5) Challenges to Exporters: As per the GST provisions, the exporters were to get a monthly refund up to 90% of taxes paid but subjected to strict compliance and completion of procedure for reimbursement. This has resulted in blocking up of a significant amount of working capital of the exporters due to delay in compliance and has affected their business negatively.
6) Challenges to the Service Providers: Under the new tax regime, service providers exporting services are required to take LUT / bond, to export without payment of duty. But most of the small businesses with low turnover were not eligible for LUT and hence they had to apply for bond from accessing officer. To get the bonds, the businesses were required to furnish a bank guarantee of a certain amount which resulted in locking up of their capital.
7) Tax rates: In the initial days, the business faced the challenge to get the correct rate of tax applicable on the products which in turn delayed the invoicing to the customers. The GST rates were based on old laws, and due to the technicalities, the hardships of these taxes could not be envisaged correctly.

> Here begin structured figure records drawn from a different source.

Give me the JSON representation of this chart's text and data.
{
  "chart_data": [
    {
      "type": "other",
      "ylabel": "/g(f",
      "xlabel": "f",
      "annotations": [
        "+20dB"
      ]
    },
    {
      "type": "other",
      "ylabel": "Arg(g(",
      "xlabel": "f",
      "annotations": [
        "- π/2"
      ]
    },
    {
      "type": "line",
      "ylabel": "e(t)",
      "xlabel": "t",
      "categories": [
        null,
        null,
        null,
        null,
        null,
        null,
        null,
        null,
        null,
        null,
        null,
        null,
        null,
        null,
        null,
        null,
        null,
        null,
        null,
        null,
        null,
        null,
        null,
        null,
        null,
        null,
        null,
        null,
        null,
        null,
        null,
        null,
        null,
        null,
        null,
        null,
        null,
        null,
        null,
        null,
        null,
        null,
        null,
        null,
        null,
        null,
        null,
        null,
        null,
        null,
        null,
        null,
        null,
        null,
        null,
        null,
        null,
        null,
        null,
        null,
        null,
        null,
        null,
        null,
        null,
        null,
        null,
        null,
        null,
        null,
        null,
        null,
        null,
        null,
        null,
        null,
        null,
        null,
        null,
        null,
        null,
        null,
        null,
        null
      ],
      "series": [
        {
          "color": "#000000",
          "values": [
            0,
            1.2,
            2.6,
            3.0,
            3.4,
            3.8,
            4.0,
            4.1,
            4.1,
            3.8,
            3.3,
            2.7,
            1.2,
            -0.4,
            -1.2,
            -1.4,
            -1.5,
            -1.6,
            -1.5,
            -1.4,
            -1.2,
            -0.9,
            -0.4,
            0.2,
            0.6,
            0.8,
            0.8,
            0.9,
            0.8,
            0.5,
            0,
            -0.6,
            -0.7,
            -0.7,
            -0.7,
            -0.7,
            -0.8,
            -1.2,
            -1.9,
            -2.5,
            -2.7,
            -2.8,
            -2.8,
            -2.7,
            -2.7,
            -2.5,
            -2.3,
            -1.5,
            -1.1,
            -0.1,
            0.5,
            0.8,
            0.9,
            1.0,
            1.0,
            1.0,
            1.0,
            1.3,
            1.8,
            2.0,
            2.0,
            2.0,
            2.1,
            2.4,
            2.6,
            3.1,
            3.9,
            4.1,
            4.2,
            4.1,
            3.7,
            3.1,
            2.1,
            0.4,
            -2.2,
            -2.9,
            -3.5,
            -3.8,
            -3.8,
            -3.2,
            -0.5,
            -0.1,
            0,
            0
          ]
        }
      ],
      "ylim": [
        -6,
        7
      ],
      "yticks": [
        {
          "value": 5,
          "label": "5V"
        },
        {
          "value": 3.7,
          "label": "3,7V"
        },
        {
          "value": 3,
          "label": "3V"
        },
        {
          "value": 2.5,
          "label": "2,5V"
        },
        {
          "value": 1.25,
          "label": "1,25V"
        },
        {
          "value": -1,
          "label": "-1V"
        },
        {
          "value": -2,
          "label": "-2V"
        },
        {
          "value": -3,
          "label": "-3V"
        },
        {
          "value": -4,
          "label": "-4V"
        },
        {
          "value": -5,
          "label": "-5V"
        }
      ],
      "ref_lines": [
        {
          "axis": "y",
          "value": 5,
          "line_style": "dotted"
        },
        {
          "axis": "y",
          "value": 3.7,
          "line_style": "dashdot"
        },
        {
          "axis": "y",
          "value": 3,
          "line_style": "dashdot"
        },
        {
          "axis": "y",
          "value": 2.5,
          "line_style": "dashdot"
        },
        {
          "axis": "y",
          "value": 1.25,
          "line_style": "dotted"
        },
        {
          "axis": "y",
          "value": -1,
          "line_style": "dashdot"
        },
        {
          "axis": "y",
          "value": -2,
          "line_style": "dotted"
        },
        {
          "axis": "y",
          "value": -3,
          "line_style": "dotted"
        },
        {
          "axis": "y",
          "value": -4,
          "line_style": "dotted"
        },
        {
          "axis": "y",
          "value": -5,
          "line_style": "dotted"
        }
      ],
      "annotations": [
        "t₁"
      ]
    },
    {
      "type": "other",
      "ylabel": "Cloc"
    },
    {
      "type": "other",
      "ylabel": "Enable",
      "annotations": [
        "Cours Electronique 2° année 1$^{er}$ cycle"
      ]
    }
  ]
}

The GST council announced some structural changes in the tax regime in its meeting which was convened on October 6. The reverse charge mechanism was put on hold until March 31, 2018, and the bank guarantee which was required to obtain LUT bonds was also relaxed. The refund process was made hassle-free for the exporters, and the rule which required the business with a turnover below Rs 1.5 crore to fill monthly returns has been relaxed, and they are now required to file quarterly returns instead.